According to the book, 'Fortunate Son; George W Bush and the Making of an American President', by J.H. Hatfield, this unusual digression in his life's history may have not really been volunteerism after all. According to Hatfield's sources, George W. Bush may have been busted for cocaine and a sympathetic judge prevailed upon to expunge the record with the stipulation that he would perform community service. This allegation is not new and has also been raised by other news sources such as the online 'Salon' but it merits reexamination after America's new war and Bush's appeal for a nation of volunteers. One of Hatfield's sources who he claim's was a former Yale classmate and a family friend who partied with the future president in the late '60's and early '70s in Houston, is quoted as saying "George W. was arrested for possession of cocaine in 1972, but due to his father's connections, the entire record was expunged by a state judge who the elder Bush helped get elected". This source then went on to say, "It was on of those 'behind closed doors in the judge's chambers' kind of thing between the old man and one of his Texas cronies who owed him a favor. In exchange for successfully completing community service at Project P.U.L.L., where Bush senior was a heavy contributor and honorary chairman, the judge purged George W.'s record."

Hatfield writes that "a long time Bush friend and unofficial political advisor, also acknowledged that Bush had indeed been arrested for cocaine possession in 1972 and had had his record expunged by a Houston judge after George W. worked as a youth counselor for several months at Project P.U.L.L. This source claimed that Bush "did the community service and the judge, a good ol' Texas boy and friend of George's politically influential daddy, purged the record.
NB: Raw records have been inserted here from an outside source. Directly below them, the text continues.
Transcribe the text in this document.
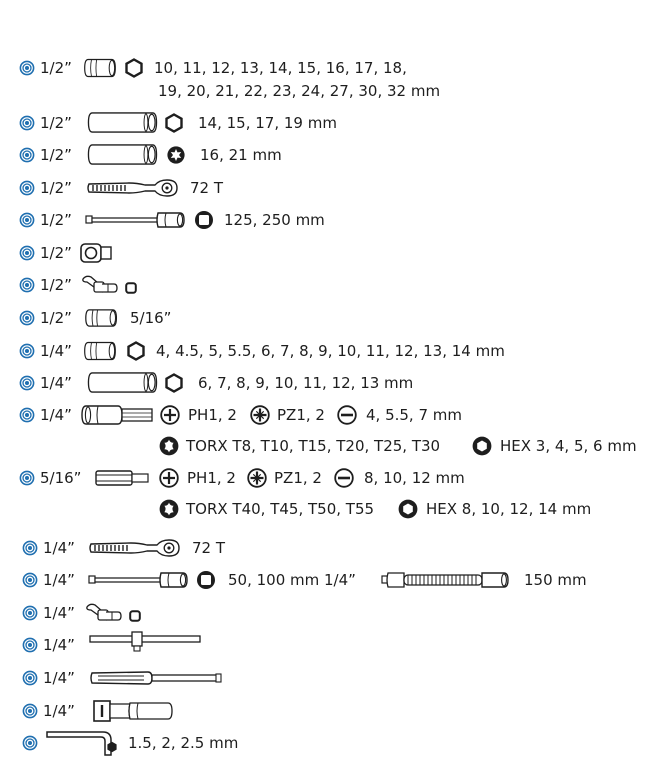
1/2”	10, 11, 12, 13, 14, 15, 16, 17, 18,
19, 20, 21, 22, 23, 24, 27, 30, 32 mm
1/2”	14, 15, 17, 19 mm
1/2”	16, 21 mm
1/2”	72 T
1/2”	125, 250 mm
1/2”
1/2”
1/2”	5/16”
1/4”	4, 4.5, 5, 5.5, 6, 7, 8, 9, 10, 11, 12, 13, 14 mm
1/4”	6, 7, 8, 9, 10, 11, 12, 13 mm
1/4”	PH1, 2	PZ1, 2	4, 5.5, 7 mm
TORX T8, T10, T15, T20, T25, T30	HEX 3, 4, 5, 6 mm
5/16”	PH1, 2	PZ1, 2	8, 10, 12 mm
TORX T40, T45, T50, T55	HEX 8, 10, 12, 14 mm
1/4”	72 T
1/4”	50, 100 mm 1/4”	150 mm
1/4”
1/4”
1/4”
1/4”
1.5, 2, 2.5 mm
It happened a lot in Texas years ago, and George damn sure wasn't the first rich kid who got caught with a little snow, and because of his family's connections, had his record taken care of by the judge."

A third source of information on Bush's volunteer efforts was described by Hatfield as a "high-ranking adviser to Bush who had known the presidential candidate for several years". According to Hatfield, this source told him that "W. got caught with cocaine in 1972 and because his daddy was oil rich and influential in Harris County politics, he got his son off with a little community service at a minority youth center instead of having to pick cotton on a Texas prison farm."

When the book, 'Fortunate Son' was about to be released, a tremendous effort was made on behalf on the Bush campaign to suppress the book. Lawsuits were threatened and eventually the publisher offered to turn the book into 'furnace fodder'. While never directly addressing the substance of Hatfield's charges, they attacked the author in the press, releasing arrest records revealing the author's imprisonment for a murder conspiracy (never mind that his is irrelevant to whether the book is factual or not) and ultimately succeeded in besmirching the writer. Despite subsequent lawsuits and political pressure, the book has now been released by a new publisher, Soft Skull Press. Readers may decide for themselves whether there is any credibility to these allegations.

It certainly seems that if there were not some substance to these charges, the Bush administration would have seized upon his service record and his charitable work to burnish the president's standing and reputation and to encourage Americans to enlist and volunteer. That they have been so silent certainly leads one to suspect that there may be some truth behind these dark and unseemly rumors. In the mean time, it will be up to the rest of Americans to volunteer for our nation's wars and charitable endeavors.